Дубровинский стал горячо возражать, доказывая, что он вполне способен продолжать разговор. Другое дело, если сам Владимир Ильич, по существу, прямо с поезда, первый день в России, в Петербурге…

«Те-те-те! — перебил Ленин. — Эк, куда вы клоните! Вот именно в первый день я и должен всюду поспеть. На свежий взгляд, на свежую голову все видится, слышится, делается лучше. Первый день — это всегда самый большой и самый важный день. Если бы все дни подряд были только первыми! И коль вы действительно способны продолжать разговор — расскажите подробнее, что произошло в Кронштадте? Вы были, я знаю, участником этих событий».

Ленин уселся за стол, боком к Дубровинскому. Несколько раз провел рукой от виска к затылку, приглаживая мягкие редкие волосы.

«В Кронштадте, Владимир Ильич, произошла тяжелая и горькая ошибка. Восстание там зрело давно, было неизбежным…»

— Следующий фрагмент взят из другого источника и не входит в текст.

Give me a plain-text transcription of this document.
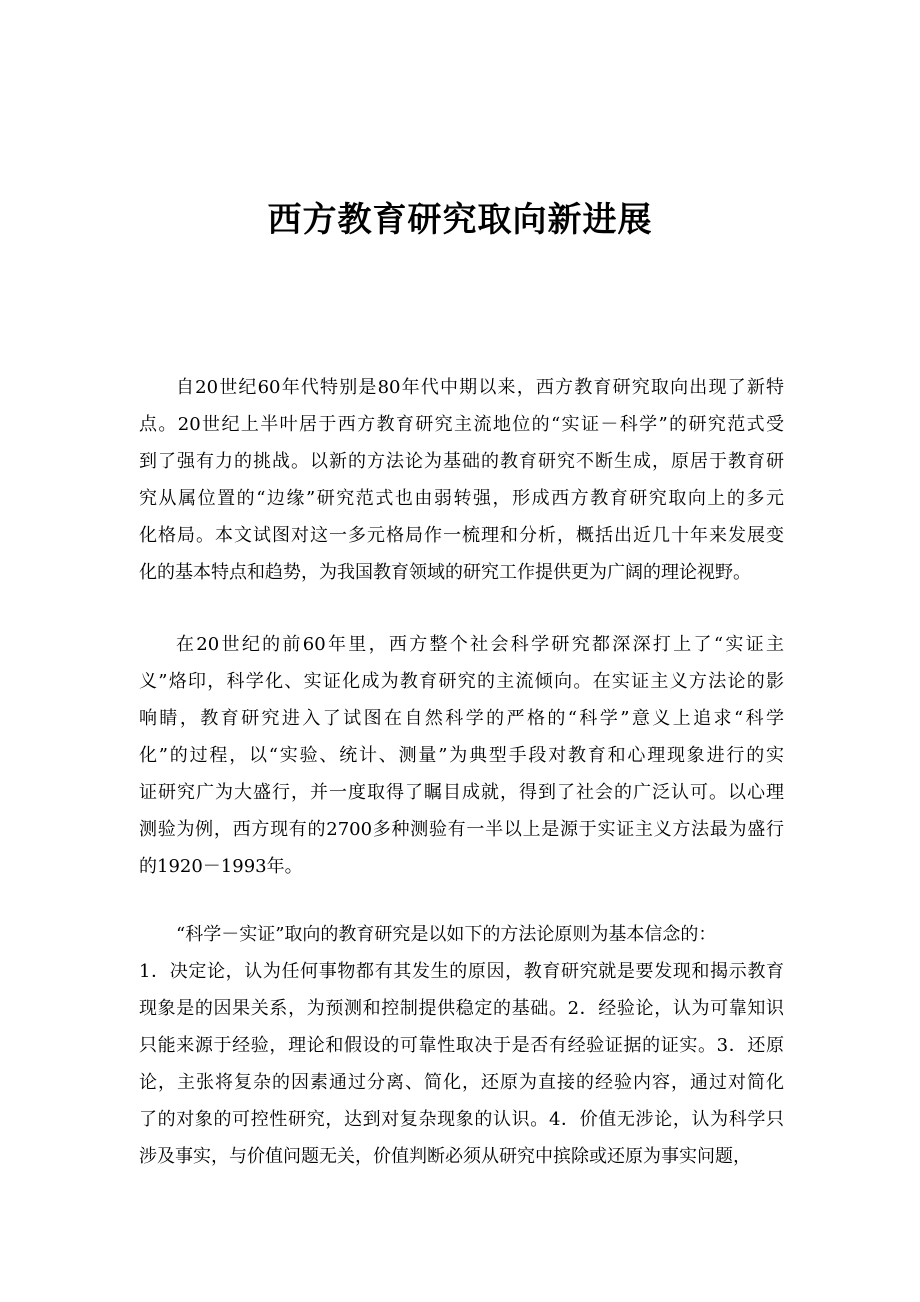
西方教育研究取向新进展
自20世纪60年代特别是80年代中期以来，西方教育研究取向出现了新特
点。20世纪上半叶居于西方教育研究主流地位的“实证－科学”的研究范式受
到了强有力的挑战。以新的方法论为基础的教育研究不断生成，原居于教育研
究从属位置的“边缘”研究范式也由弱转强，形成西方教育研究取向上的多元
化格局。本文试图对这一多元格局作一梳理和分析，概括出近几十年来发展变
化的基本特点和趋势，为我国教育领域的研究工作提供更为广阔的理论视野。
在20世纪的前60年里，西方整个社会科学研究都深深打上了“实证主
义”烙印，科学化、实证化成为教育研究的主流倾向。在实证主义方法论的影
响睛，教育研究进入了试图在自然科学的严格的“科学”意义上追求“科学
化”的过程，以“实验、统计、测量”为典型手段对教育和心理现象进行的实
证研究广为大盛行，并一度取得了瞩目成就，得到了社会的广泛认可。以心理
测验为例，西方现有的2700多种测验有一半以上是源于实证主义方法最为盛行
的1920－1993年。
“科学－实证”取向的教育研究是以如下的方法论原则为基本信念的：
1．决定论，认为任何事物都有其发生的原因，教育研究就是要发现和揭示教育
现象是的因果关系，为预测和控制提供稳定的基础。2．经验论，认为可靠知识
只能来源于经验，理论和假设的可靠性取决于是否有经验证据的证实。3．还原
论，主张将复杂的因素通过分离、简化，还原为直接的经验内容，通过对简化
了的对象的可控性研究，达到对复杂现象的认识。4．价值无涉论，认为科学只
涉及事实，与价值问题无关，价值判断必须从研究中摈除或还原为事实问题，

«…и необходимым! — вставил Ленин. — Как и по всей России!»

«И необходимым, — подтвердил Дубровинский. — Но точно разработанного плана — по дням и часам — не было. А приблизительные сроки — имелся в виду самый конец октября — это для боевых действий губительно. Восстание получилось стихийным. И вот — много убитых, раненых. Почти четыре тысячи арестованных, которым грозила виселица, если бы не забастовали все питерские рабочие».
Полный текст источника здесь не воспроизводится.